Exact duplicate pages are discovered by default. To check for ‘near duplicates’ the configuration must be enabled, so that it allows the SEO Spider to store the content of each page.
The SEO Spider will identify near duplicates with a 90% similarity match using a minhash algorithm, which can be adjusted to find content with a lower similarity threshold.
The SEO Spider will also only check ‘Indexable’ pages for duplicates (for both exact and near duplicates).
This means if you have two URLs that are the same, but one is canonicalised to the other (and therefore ‘non-indexable’), this won’t be reported – unless this option is disabled.

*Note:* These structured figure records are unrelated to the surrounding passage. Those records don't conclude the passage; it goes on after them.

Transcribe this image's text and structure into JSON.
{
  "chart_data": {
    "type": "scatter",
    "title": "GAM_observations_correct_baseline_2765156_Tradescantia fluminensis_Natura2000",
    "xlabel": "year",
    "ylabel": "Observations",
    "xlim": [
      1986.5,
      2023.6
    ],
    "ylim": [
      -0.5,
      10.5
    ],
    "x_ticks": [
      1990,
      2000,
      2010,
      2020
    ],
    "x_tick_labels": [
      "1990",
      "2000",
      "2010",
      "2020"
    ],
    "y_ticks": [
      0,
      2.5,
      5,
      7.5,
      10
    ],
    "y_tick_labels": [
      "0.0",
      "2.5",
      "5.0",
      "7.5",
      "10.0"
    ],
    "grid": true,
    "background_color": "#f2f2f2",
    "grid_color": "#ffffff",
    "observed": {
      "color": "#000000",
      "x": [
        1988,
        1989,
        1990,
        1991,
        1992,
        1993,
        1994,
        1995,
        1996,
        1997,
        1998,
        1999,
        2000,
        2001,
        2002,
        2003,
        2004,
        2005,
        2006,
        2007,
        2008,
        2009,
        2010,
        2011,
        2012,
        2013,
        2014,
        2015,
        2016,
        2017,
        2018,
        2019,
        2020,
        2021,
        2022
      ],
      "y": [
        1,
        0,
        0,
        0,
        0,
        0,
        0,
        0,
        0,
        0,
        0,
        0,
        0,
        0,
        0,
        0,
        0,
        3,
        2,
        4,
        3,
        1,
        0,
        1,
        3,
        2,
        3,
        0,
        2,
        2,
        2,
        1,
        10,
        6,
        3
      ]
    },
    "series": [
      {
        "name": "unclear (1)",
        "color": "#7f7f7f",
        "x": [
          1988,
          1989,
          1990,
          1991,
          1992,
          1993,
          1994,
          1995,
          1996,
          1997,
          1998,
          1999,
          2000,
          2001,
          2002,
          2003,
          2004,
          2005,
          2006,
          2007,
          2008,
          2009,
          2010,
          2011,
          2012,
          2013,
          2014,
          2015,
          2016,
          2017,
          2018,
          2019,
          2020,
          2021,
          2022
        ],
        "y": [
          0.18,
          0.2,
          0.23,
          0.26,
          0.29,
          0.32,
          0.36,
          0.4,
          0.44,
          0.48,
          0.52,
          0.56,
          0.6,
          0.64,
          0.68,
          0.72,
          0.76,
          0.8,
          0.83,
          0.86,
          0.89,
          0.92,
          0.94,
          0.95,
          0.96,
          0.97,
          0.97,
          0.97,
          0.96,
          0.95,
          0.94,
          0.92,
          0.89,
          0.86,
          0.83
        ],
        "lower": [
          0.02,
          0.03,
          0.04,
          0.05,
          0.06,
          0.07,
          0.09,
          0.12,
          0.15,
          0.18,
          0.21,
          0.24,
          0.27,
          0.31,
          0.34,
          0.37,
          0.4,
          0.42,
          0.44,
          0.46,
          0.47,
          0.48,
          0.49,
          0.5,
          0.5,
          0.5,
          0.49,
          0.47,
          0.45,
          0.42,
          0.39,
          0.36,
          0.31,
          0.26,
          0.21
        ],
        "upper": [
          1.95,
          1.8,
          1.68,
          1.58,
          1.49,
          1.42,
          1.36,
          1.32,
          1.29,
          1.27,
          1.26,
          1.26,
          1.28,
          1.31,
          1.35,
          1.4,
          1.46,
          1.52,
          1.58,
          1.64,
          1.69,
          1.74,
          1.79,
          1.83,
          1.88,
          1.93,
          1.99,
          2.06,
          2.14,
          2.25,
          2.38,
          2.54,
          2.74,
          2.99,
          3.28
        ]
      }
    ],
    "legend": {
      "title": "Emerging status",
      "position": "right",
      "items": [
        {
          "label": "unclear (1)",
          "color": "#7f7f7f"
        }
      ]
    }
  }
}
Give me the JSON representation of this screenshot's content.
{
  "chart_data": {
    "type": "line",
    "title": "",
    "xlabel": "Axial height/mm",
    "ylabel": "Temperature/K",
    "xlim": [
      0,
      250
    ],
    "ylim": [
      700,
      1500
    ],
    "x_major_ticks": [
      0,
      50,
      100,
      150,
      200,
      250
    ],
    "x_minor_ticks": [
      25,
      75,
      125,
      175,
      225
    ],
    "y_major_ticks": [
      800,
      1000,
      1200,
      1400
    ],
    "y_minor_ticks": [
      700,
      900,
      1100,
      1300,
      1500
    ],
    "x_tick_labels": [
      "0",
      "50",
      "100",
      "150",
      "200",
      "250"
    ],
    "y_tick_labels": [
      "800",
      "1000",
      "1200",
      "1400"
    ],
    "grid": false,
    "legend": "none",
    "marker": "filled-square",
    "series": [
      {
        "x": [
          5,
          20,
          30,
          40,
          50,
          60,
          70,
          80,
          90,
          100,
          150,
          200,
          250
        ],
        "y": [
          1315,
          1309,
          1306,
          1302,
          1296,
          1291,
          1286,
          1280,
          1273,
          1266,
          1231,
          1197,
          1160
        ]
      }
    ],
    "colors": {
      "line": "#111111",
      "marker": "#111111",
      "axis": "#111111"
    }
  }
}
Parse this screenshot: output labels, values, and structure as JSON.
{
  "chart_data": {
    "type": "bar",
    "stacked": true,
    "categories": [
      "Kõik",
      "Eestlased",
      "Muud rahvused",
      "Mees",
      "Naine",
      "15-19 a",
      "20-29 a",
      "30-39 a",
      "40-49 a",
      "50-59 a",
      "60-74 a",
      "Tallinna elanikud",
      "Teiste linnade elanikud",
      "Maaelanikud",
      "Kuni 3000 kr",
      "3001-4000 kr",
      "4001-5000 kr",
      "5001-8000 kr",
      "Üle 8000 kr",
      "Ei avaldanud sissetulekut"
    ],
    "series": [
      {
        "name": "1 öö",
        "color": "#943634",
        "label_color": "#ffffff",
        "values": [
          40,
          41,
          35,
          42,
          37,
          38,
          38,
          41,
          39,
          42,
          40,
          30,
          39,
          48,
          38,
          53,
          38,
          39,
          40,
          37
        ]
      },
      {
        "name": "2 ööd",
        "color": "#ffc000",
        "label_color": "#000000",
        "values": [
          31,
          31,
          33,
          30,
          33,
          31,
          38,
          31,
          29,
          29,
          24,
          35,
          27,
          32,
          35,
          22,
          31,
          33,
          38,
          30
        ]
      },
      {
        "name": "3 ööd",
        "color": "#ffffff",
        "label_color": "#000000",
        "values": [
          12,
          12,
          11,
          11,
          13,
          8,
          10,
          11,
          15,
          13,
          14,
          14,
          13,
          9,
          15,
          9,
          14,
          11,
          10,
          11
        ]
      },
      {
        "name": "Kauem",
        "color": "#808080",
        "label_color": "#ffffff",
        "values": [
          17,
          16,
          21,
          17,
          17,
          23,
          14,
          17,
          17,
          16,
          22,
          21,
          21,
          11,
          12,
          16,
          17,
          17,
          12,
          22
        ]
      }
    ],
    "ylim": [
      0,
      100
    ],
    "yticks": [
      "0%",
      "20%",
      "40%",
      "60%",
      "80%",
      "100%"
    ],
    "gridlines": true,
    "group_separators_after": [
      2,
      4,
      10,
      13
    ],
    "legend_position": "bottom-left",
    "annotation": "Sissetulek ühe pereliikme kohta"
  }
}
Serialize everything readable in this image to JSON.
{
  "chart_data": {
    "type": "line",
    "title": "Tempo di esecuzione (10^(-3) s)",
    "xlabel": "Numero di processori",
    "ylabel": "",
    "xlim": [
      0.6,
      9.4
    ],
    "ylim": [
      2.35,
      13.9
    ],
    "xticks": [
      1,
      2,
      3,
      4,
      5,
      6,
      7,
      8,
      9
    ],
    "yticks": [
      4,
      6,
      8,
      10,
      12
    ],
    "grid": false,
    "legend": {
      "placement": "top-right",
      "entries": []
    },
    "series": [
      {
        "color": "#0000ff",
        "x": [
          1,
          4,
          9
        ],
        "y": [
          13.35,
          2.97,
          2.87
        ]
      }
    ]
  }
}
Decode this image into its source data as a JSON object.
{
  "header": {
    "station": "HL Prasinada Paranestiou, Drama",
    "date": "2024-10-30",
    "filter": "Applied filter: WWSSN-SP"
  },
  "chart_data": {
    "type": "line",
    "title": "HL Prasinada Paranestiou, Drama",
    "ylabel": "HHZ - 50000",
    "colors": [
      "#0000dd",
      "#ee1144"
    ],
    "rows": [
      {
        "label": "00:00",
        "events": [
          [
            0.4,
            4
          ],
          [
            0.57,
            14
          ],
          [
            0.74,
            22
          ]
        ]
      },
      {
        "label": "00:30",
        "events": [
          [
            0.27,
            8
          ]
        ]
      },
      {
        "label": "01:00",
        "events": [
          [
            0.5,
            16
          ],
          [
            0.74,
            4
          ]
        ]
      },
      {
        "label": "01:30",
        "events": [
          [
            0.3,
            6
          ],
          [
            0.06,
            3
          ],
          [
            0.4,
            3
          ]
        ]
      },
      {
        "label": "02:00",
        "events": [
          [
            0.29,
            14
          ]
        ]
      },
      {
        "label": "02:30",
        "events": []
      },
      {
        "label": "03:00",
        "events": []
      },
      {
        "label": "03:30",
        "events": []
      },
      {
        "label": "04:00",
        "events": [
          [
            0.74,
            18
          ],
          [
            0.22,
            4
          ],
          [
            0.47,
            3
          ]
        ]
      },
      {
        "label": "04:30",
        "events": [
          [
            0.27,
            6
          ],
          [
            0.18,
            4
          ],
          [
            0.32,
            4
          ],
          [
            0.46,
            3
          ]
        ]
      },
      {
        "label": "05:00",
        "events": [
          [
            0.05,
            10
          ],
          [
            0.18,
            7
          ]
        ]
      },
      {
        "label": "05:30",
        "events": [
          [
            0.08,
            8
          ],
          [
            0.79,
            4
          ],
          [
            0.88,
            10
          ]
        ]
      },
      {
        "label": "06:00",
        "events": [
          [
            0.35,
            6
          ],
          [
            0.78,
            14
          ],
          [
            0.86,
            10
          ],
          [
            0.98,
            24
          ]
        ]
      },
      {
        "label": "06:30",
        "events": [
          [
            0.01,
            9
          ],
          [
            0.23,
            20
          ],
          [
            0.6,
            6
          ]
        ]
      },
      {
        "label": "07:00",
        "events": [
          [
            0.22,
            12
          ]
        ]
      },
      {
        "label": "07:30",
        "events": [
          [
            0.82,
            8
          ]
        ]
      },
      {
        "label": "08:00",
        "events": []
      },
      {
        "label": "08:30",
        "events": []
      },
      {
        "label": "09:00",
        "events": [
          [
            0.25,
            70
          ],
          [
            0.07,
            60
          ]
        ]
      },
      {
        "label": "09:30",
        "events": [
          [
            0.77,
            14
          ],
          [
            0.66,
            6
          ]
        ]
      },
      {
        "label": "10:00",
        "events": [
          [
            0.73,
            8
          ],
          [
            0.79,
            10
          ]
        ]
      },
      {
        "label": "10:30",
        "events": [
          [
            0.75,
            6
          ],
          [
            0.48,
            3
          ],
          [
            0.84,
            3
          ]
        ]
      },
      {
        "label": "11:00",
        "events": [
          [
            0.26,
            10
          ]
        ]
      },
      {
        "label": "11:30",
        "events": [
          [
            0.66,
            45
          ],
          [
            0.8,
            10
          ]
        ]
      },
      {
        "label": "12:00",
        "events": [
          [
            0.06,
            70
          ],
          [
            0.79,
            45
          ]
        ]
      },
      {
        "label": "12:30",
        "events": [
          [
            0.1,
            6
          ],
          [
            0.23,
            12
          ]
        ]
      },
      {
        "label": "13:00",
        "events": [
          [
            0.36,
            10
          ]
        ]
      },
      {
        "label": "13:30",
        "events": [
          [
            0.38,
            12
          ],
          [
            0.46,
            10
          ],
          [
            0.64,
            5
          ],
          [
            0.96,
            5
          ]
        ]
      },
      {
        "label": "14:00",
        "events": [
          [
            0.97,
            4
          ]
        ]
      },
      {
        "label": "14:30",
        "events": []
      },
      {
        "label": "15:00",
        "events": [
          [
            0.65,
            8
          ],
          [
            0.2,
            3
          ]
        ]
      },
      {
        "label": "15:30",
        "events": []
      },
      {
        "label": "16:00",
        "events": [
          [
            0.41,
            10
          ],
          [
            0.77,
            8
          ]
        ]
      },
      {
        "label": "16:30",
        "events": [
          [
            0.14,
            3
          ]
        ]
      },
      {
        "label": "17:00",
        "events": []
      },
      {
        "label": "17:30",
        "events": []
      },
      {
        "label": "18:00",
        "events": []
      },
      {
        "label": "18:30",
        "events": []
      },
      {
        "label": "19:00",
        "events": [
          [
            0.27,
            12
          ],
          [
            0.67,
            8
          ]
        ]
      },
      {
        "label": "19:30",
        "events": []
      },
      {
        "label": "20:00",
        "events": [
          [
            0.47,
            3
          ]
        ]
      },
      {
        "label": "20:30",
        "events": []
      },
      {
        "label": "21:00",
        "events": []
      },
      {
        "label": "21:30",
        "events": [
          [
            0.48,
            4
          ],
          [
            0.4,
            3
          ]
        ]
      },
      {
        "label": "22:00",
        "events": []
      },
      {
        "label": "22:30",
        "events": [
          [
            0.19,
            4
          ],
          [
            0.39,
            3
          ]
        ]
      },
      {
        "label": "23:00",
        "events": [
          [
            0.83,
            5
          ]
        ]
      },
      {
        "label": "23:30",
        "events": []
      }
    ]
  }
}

Near duplicates requires post crawl analysis to be populated, and more detail on the duplicates can be seen in the ‘Duplicate Details’ lower tab. This displays every near duplicate URL identified, and their similarity match.
Clicking on a ‘Near Duplicate Address’ in the ‘Duplicate Details’ tab will also display the near duplicate content discovered between the pages and highlight the differences.
The content area used for near duplicate analysis can be adjusted via ‘Configuration > Content > Area’. You’re able to add a list of HTML elements, classes or ID’s to exclude or include for the content used.
The near duplicate content threshold and content area used in the analysis can both be updated post crawl and crawl analysis can be re-run to refine the results, without the need for re-crawling.